Programming my Radio?

One of the first questions of a new Ham is “How do I program my new Radio?”  Most modern handheld radios offer hundreds to a thousand or more programmable memory locations. Probably more than you initially need.  You may start with a handful of key frequencies suggested by the club or fellow hams, but sooner or later as your list of frequencies grow, you may wish to use computer software to ease the task of managing and entering so much data.

The club does not strongly recommend a DMR type HT radio as a first radio as programming these is generally found to be significantly more difficult and this may be a difficult place for you to start.   We do recommend that, for our area, you stick to radios that include at least dual band coverage (2 meters and 70 centimeters or 144-148MHz and 430-450MHz) due to the density of repeaters on both bands in Southern California.   You will find a single band unit to be inconvenient.

If you’ve gone to a brick and mortar store and spent the “Big Bucks” on a ICOM, Yaesu, Kenwood etc., the sales person at that store may offer programming.  This may be free but, of course, you will end up with the frequencies that THEY suggest, not necessarily those that you need.  If you would like to do the programming yourself there are a couple of ways to go, which we’ll discuss below.
If you purchased one if the very inexpensive radios available from the web (Baofeng, etc) you probably won’t get programming support from the seller but you have some similar choices for doing it yourself.  Some users find that manually programming these less expensive radios from the keyboard can be quite difficult.

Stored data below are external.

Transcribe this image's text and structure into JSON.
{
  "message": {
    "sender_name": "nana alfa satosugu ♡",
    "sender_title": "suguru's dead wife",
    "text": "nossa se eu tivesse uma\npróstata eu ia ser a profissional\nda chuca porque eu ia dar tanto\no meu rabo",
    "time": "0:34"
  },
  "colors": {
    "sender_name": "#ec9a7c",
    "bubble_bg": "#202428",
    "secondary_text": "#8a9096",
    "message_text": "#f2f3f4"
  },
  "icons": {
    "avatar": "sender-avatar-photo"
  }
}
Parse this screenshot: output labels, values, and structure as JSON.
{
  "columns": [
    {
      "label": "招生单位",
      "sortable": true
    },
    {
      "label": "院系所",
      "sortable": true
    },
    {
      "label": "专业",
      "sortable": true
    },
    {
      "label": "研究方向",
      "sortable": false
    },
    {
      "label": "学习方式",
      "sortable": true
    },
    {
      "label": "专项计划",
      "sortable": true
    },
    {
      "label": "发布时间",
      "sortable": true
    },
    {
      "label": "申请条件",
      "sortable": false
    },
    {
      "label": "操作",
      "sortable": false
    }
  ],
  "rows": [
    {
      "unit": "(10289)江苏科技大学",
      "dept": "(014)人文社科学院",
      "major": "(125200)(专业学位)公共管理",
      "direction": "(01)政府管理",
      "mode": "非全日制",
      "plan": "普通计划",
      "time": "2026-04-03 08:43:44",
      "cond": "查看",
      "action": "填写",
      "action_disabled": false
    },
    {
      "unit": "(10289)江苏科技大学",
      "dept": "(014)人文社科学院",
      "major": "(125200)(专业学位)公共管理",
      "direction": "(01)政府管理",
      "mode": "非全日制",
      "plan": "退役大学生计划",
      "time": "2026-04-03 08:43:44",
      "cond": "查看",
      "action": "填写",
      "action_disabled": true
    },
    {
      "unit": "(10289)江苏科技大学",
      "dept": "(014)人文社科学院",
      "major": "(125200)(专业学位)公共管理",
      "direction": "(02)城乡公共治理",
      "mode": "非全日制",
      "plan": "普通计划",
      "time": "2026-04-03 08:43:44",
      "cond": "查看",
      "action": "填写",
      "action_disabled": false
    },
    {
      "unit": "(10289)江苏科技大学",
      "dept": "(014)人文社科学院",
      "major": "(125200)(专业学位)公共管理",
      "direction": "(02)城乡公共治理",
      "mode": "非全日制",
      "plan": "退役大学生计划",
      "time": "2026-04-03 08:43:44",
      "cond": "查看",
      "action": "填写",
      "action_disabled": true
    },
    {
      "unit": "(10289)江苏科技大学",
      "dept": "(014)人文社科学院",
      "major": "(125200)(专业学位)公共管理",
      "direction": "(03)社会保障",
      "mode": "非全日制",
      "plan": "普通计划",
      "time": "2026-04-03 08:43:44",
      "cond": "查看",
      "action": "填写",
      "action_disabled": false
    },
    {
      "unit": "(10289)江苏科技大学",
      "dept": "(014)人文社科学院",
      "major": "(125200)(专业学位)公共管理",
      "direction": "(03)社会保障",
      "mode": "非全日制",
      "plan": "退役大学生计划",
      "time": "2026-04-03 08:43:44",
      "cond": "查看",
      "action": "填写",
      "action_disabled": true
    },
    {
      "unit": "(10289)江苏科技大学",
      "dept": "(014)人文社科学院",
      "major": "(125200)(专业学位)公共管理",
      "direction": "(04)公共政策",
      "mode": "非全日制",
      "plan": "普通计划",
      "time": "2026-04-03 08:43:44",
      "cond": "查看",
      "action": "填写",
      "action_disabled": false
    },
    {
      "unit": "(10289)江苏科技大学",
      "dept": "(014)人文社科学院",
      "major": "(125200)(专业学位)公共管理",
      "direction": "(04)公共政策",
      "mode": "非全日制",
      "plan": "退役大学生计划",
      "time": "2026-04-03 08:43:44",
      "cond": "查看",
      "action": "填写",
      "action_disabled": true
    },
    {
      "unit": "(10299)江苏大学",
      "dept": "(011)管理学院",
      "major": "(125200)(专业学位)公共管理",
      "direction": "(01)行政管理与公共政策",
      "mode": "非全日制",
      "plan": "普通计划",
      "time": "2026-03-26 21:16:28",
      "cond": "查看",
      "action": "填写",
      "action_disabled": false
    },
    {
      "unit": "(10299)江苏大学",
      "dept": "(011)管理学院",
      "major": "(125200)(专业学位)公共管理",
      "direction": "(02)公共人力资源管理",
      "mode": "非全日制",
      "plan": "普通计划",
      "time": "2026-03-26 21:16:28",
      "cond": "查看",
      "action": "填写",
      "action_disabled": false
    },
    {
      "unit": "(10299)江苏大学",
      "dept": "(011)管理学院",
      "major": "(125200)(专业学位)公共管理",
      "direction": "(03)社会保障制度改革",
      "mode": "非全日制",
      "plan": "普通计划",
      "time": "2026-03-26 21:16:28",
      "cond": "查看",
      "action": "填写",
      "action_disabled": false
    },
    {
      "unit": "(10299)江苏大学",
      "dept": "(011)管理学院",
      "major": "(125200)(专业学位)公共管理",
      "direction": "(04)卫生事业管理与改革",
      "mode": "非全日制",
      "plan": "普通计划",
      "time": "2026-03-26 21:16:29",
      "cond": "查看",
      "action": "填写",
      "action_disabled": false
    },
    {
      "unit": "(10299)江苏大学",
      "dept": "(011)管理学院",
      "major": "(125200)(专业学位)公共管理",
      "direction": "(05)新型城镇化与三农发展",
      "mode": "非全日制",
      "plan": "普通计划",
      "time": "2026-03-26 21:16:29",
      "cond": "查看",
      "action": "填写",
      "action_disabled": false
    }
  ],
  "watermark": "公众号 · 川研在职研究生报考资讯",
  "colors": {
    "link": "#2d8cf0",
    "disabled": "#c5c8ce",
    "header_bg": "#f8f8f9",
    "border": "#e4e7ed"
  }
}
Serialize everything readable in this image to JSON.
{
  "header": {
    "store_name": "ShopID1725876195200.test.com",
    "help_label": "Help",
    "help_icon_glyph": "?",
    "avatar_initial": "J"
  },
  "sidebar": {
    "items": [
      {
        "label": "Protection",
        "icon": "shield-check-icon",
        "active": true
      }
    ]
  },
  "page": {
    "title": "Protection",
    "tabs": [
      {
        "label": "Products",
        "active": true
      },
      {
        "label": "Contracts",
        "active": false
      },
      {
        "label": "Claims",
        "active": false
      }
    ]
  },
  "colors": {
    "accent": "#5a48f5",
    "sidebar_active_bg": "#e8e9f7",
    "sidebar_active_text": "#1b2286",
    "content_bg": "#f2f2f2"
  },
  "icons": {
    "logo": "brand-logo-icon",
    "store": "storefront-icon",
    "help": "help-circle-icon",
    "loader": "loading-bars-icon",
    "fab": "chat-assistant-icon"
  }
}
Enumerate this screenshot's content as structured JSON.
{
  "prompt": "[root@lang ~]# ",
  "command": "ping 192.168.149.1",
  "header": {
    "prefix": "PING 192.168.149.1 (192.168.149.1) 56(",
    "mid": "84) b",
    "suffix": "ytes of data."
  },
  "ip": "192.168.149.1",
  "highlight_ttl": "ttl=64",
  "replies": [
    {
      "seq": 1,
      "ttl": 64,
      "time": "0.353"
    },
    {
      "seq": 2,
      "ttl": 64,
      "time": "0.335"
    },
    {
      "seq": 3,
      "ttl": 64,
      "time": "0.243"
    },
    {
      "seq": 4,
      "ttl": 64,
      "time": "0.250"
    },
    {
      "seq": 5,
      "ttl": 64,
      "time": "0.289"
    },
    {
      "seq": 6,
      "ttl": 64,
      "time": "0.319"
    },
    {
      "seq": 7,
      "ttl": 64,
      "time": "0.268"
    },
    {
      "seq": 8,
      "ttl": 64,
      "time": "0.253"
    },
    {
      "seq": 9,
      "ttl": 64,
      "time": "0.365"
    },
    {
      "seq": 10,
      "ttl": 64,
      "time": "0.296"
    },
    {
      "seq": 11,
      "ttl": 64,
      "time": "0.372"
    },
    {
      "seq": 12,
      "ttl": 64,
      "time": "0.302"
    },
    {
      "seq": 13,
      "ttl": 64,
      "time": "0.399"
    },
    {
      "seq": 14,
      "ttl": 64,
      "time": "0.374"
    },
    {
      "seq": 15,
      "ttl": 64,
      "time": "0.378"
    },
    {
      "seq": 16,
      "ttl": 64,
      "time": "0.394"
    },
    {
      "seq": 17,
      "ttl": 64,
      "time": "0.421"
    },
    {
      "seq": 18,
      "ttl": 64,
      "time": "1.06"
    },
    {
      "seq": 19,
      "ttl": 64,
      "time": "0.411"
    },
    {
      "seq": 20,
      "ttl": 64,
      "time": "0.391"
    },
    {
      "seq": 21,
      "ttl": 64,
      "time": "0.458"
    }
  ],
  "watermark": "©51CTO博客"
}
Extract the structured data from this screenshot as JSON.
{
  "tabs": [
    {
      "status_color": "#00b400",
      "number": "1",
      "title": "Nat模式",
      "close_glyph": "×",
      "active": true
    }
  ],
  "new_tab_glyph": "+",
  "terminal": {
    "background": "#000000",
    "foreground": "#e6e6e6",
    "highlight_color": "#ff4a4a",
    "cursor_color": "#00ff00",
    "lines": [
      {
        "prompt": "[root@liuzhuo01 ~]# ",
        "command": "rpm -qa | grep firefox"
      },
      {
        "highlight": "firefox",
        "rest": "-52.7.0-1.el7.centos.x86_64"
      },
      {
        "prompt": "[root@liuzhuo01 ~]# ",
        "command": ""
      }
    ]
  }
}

Whichever radio you have, there are three elements to preparing to program it from a computer:
  1) the computer itself,
  2) the programming software and,
  3) a matching programming cable.  

It is not uncommon for both the software and cable to be unique to a specific model radio.  As to the cable, do not assume that just any cable with the right looking connectors on each end will work. Many solutions contain electronics embedded within the cable that must exactly match the software and radio.

Before your purchase your radio, consider your computer choices and try to choose a radio for which software is available that will run on your computer and operating system.   You might consider choosing a radio that is sufficiently popular that you will have experienced local acquaintances that can help you over the rough spots.
As to the software, there are broadly 3 categories and each of these has advantages and disadvantages:

  1). Some manufacturer’s offer proprietary (and often free) programming software for certain radios. The manufacturer may specify use of their own cable.  This option can be available for both premium and discount radios.  For this option, follow the manufacturer’s recommendation as to what cable to purchase carefully.  Be aware that the user interfaces for different brands of radio will be very different and transferring data between models may be troublesome or impractical for some.

  2). There is an open sourced program called CHIRP with versions available for a range of radios. CHIRP is free but support is likely whatever you can find in discussion groups on the web.    Follow the web based recommendations for what cable to purchase and where to purchase it.   For many of the discount radios you may find that not all of the cables sold on Amazon or ebay are created equal.  Most of these contain some electronics to create a ‘virtual serial port’ from  your USB connection.  In some cases the chip set used will have drivers automatically installed by the computer’s operating system  But other cables advertised as compatible may not be recognized and may require you to manually install drivers and be very careful of the order in which you a)install drivers and, b)connect the cable and/or radio.  Cables that use a genuine FTDI brand chip set seem to install more easily and consistently but may cost a few dollars more.

  3). RT Systems offers premium software and cables for many radios, though at a cost.  While not free, this solution comes with excellent product support, a user interface that is remarkably similar amongst radios and a great reliability record.  You must use RT systems supplied or approved cables.  While different radios may have different settings options, RT systems does a good job of allowing you to cut and past data between the programmers for different radios.  And their provided cables are highly reliable.  A typical software/cable combination is about 40-50 dollars for each radio model however.

We suggest you refer to the local band plan documents for Southern California to identify useful simplex frequencies and to online resources such as RepeaterBook (free) or Rfinder to identify local open repeaters.